Both Erika Lindemann and Leonard Podis
stress, in their introductions to the arrangement of material in student
composition, that the structuring of written works should not be construed as a
rigid formula; but both also agree that some form of organization is essential to
effective text. The difference between
their approaches has a lot to do with the experience level of the writers that teachers are advising. Lindemann describes a fairly defined transition from
invention to arrangement, with a variety of pre-determined structures in which
to slot the next stage of the work. Podis, however, suggests that more
experienced writers should use the process of “letting the idea inspire an
arrangement, whereupon the process of arranging and rearranging itself inspires
a more complexly patterned thought (203).” Lindemann’s approach is a next step
in the prewriting process, pre-draft, where as Podis’s is a rearrangement of a
draft to make what is already written more effective.

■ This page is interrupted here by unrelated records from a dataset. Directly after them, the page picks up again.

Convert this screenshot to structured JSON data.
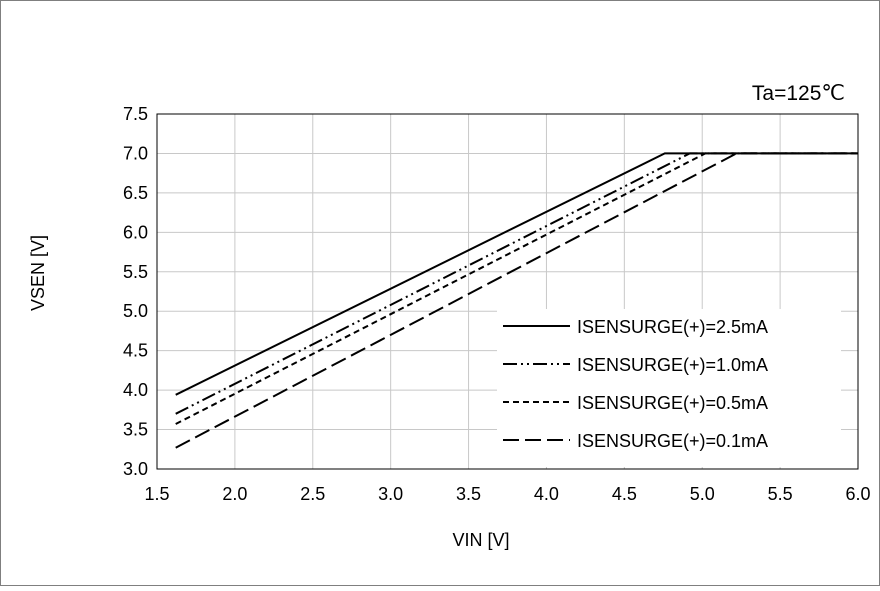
{
  "chart_data": {
    "type": "line",
    "title": "",
    "annotation": "Ta=125℃",
    "xlabel": "VIN [V]",
    "ylabel": "VSEN [V]",
    "xlim": [
      1.5,
      6.0
    ],
    "ylim": [
      3.0,
      7.5
    ],
    "x_ticks": [
      "1.5",
      "2.0",
      "2.5",
      "3.0",
      "3.5",
      "4.0",
      "4.5",
      "5.0",
      "5.5",
      "6.0"
    ],
    "y_ticks": [
      "3.0",
      "3.5",
      "4.0",
      "4.5",
      "5.0",
      "5.5",
      "6.0",
      "6.5",
      "7.0",
      "7.5"
    ],
    "grid": true,
    "legend_position": "lower-right",
    "series": [
      {
        "name": "ISENSURGE(+)=2.5mA",
        "style": "solid",
        "x": [
          1.62,
          4.76,
          6.0
        ],
        "y": [
          3.94,
          7.0,
          7.0
        ]
      },
      {
        "name": "ISENSURGE(+)=1.0mA",
        "style": "dash-dot-dot",
        "x": [
          1.62,
          4.92,
          6.0
        ],
        "y": [
          3.7,
          7.0,
          7.0
        ]
      },
      {
        "name": "ISENSURGE(+)=0.5mA",
        "style": "short-dash",
        "x": [
          1.62,
          5.02,
          6.0
        ],
        "y": [
          3.57,
          7.0,
          7.0
        ]
      },
      {
        "name": "ISENSURGE(+)=0.1mA",
        "style": "long-dash",
        "x": [
          1.62,
          5.22,
          6.0
        ],
        "y": [
          3.27,
          7.0,
          7.0
        ]
      }
    ]
  }
}
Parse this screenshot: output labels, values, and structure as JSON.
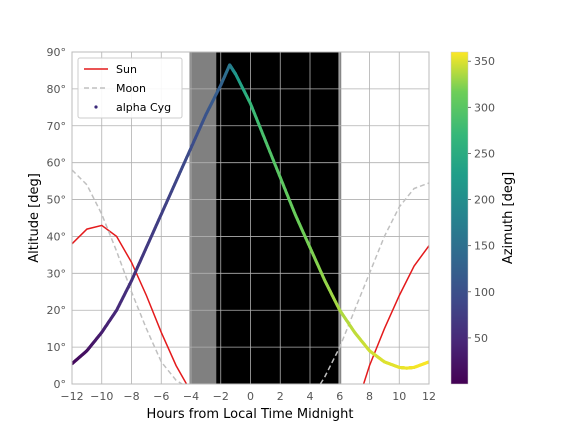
{
  "chart_data": {
    "type": "line",
    "xlabel": "Hours from Local Time Midnight",
    "ylabel": "Altitude [deg]",
    "xlim": [
      -12,
      12
    ],
    "ylim": [
      0,
      90
    ],
    "x_ticks": [
      -12,
      -10,
      -8,
      -6,
      -4,
      -2,
      0,
      2,
      4,
      6,
      8,
      10,
      12
    ],
    "x_tick_labels": [
      "−12",
      "−10",
      "−8",
      "−6",
      "−4",
      "−2",
      "0",
      "2",
      "4",
      "6",
      "8",
      "10",
      "12"
    ],
    "y_ticks": [
      0,
      10,
      20,
      30,
      40,
      50,
      60,
      70,
      80,
      90
    ],
    "y_tick_labels": [
      "0°",
      "10°",
      "20°",
      "30°",
      "40°",
      "50°",
      "60°",
      "70°",
      "80°",
      "90°"
    ],
    "grid": true,
    "legend": {
      "placement": "top-left",
      "entries": [
        "Sun",
        "Moon",
        "alpha Cyg"
      ]
    },
    "night_shading": [
      {
        "from": -4.1,
        "to": 6.1,
        "level": "twilight",
        "color": "#808080"
      },
      {
        "from": -2.3,
        "to": 5.9,
        "level": "astronomical night",
        "color": "#000000"
      }
    ],
    "series": [
      {
        "name": "Sun",
        "style": "solid",
        "color": "#e41a1c",
        "segments": [
          {
            "x": [
              -12,
              -11,
              -10,
              -9,
              -8,
              -7,
              -6,
              -5,
              -4.3
            ],
            "y": [
              38,
              42,
              43,
              40,
              33,
              24,
              14,
              5,
              0
            ]
          },
          {
            "x": [
              7.6,
              8,
              9,
              10,
              11,
              12
            ],
            "y": [
              0,
              5,
              15,
              24,
              32,
              37.5
            ]
          }
        ]
      },
      {
        "name": "Moon",
        "style": "dashed",
        "color": "#c0c0c0",
        "segments": [
          {
            "x": [
              -12,
              -11,
              -10,
              -9,
              -8,
              -7,
              -6,
              -5,
              -4.6
            ],
            "y": [
              58,
              54,
              46,
              36,
              25,
              15,
              6,
              1,
              0
            ]
          },
          {
            "x": [
              4.7,
              5,
              6,
              7,
              8,
              9,
              10,
              11,
              12
            ],
            "y": [
              0,
              2,
              10,
              20,
              30,
              40,
              48,
              53,
              54.5
            ]
          }
        ]
      },
      {
        "name": "alpha Cyg",
        "style": "scatter",
        "colored_by": "azimuth",
        "x": [
          -12,
          -11,
          -10,
          -9,
          -8,
          -7,
          -6,
          -5,
          -4,
          -3,
          -2,
          -1.4,
          -1,
          0,
          1,
          2,
          3,
          4,
          5,
          6,
          7,
          8,
          9,
          10,
          10.5,
          11,
          12
        ],
        "y": [
          5.5,
          9,
          14,
          20,
          28,
          37,
          46,
          55,
          64,
          73,
          81,
          86.5,
          84,
          76,
          66,
          56,
          46,
          37,
          28,
          20,
          14,
          9,
          6,
          4.5,
          4.3,
          4.5,
          6
        ],
        "azimuth": [
          10,
          20,
          35,
          50,
          60,
          70,
          78,
          86,
          95,
          105,
          125,
          160,
          215,
          270,
          290,
          302,
          312,
          320,
          328,
          335,
          341,
          346,
          350,
          353,
          355,
          357,
          359
        ]
      }
    ],
    "colorbar": {
      "label": "Azimuth [deg]",
      "range": [
        0,
        360
      ],
      "ticks": [
        50,
        100,
        150,
        200,
        250,
        300,
        350
      ],
      "tick_labels": [
        "50",
        "100",
        "150",
        "200",
        "250",
        "300",
        "350"
      ],
      "colormap": "viridis"
    }
  }
}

In terms of effectiveness of the
two approaches in terms of my own writing, I found Podis’s suggestions far more
useful. I tend to instinctively format papers along the lines of Lindemann’s
Quintilian argument formula, and I liked the approach of Kenneth Burke’s Counter-Statement in terms of content
assessment. But in my own writing I thought the post-draft organizational
strategies that Podis suggested offered a far more useful means of revision,
and thus more-effective final product.
However, if I were teaching
inexperienced writers, who were trying desperately to move past the
five-paragraph, index-card, outline approach to drafting a paper, I would use
Lindemann’s more formal structures – either the five-step argument formula, the
Counter-Statement/Promise approach, or blocking (which is essentially just a
broader stroke to outlining). Those
approaches provide a means to move past random, disorganized thoughts into an
arranged product through plunking basic data into formulas. My own drafting
process is a form of blocking based on what I find in research, drafted into a
thesis, counter-thesis, proof, relevance, summation format. I think the
critical lenses Podis provides would be very useful in determining the
effectiveness of that approach.
You summarize the two readings smartly and crisply, Peg, and also describe well how the differing audiences for the readings shape what the two different writers present.
ReplyDeleteI do wonder how you would prepare students to make the transition from the Lindemann approaches to arrangement to the Podis, since it sounds as though you think that needs to happen. I am not suggesting that the transition would need to happen in your classes, but rather how you would help students understand that the arrangements you were helping them use were transitional. Or would you think that was even necessary, believing that students will learn the more complex arrangements later?